Luz Mely Reyes es periodista y analista política. En 2015 cofundó el medio independiente ‘Efecto Cocuyo’, del cual es directora.

La política venezolana sigue en su inercia hacia la nada. Para agosto de 2020, a un año de que los principales actores políticos dieran por terminada una iniciativa de diálogo bajo la guía de Noruega y otros países, lo que parece prevalecer en la oposición mayoritaria es un ruego para que ocurra un milagro. Mientras tanto, el chavismo, cada vez más ligado al dirigente Nicolás Maduro y desdibujado de su oferta inicial —una revolución para saldar la injusticia social de este país, que alguna vez fue próspero—, se aferra al poder como una garrapata a la piel de un perro macilento.

Según un reciente estudio de la firma Datincorp, para febrero de 2019, casi 50% de los venezolanos reconocían al recién entronizado líder opositor, Juan Guaidó, como presidente de Venezuela. Más de 50 países respaldaron el rol del diputado que asumió la presidencia de la Asamblea Nacional en enero de aquel año y a los pocos días se proclamó como presidente interino del país. Hoy, solo 16% de los venezolanos lo reconoce.

El país, sumido ya en la pobreza y en una emergencia humanitaria compleja pre COVID-19, y cruzando ahora la fase de crecimiento de la pandemia, se enrumba a unos comicios para escoger el próximo 6 de diciembre un nuevo parlamento. De acuerdo con la Constitución, la actual Asamblea Nacional cesa su mandato el 5 de enero de 2021. Los partidos que apoyan a Guaidó informaron que no participarán en estas elecciones. Sin embargo, otros sectores no chavistas, pero contrarios a Guaidó, agrupados en la instancia de Mesa de Diálogo Nacional (MDN), sí participarán. Lo hacen, explican, porque no descartan la opción electoral, pese a las falencias del proceso.

La decisión de abstenerse asomó tímidamente la discusión sobre qué hará el actual cuerpo legislativo: entregar el único poder con legitimidad de origen que hay en Venezuela o declarar una continuidad administrativa, que a su vez llevaría a una gestión en el exilio.

También llevó a un inesperado pronunciamiento de la Conferencia Episcopal Venezolana, cuyos obispos razonaron: la abstención no basta. Y pese a reconocer las irregularidades que están rodeando el proceso, afirmaron que la dirigencia política debía construir propuesta.
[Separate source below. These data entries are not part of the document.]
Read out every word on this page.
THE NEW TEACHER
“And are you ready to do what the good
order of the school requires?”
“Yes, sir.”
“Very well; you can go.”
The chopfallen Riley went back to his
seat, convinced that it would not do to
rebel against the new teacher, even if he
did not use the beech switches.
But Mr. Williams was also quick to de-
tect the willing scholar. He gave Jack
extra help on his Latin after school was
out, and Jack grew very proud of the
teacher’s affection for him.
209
Advirtieron que la no participación hará crecer la fractura político-social del país.

La iniciativa de caminar hacia un gobierno de transición y elecciones libres desde la presidencia interina asumida por Guaidó comenzó a hacer agua en abril de 2019, luego de una desastrosa operación militar que se presentaba como una rebelión. Los errores se sumaron, mientras el oficialismo fraguaba la herida mortal con una maniobra que fue conocida como la Operación Alacrán y que consistió en cooptar parlamentarios que habían sido electos en las filas opositoras. Este año, otro desastre abrió un nuevo boquete al liderazgo de Guaidó: la Operación Gedeón, una conspiración internacional para sacar a Maduro del poder por la fuerza que terminó siendo una parodia.

El comunicado de los obispos fue una especie de salvavidas al cual podrían aun asirse aquellos que, sin dejar de ser aliados de Guaidó, ha barajado la posibilidad de incorporarse al proceso electoral, y desde allí construir un hecho político que logre encauzar el descontento popular.

Sin embargo, esa tabla de flotación ha sido descartada por Guaidó. El parlamentario hizo un llamado público a distintos líderes opositores a que se sumen a una nueva hoja de ruta, cuyo borrador plantea “denunciar, rechazar y desconocer el fraude parlamentario”, “convocar al país a expresar su verdadera voluntad a través de un mecanismo nacional e internacional de participación masiva ciudadana” y “activar una agenda de acción y movilización nacional e internacional”.

No hay nada novedoso ni claro en esta propuesta que Guaidó ha invitado a revisar para lograr un ruta unitaria. El alcance de su llamado se verá en los próximos días.

Si nada cambia, la situación de Venezuela va hacia un alargamiento de la crisis política, con un dominio del chavismo gobernante. Los esfuerzos de los partidos agrupados en la MDN , que han negociado con el gobierno de Maduro para la celebración de los comicios del 6 de diciembre, son solo eso, un intento por sobrevivir a la “nueva normalidad” venezolana.

El tiempo sigue corriendo. Y aunque los milagros existen y siempre surgen imponderables, no hay indicios de que las fuerzas democráticas puedan encontrar un camino realista en el corto plazo para lograr un cambio.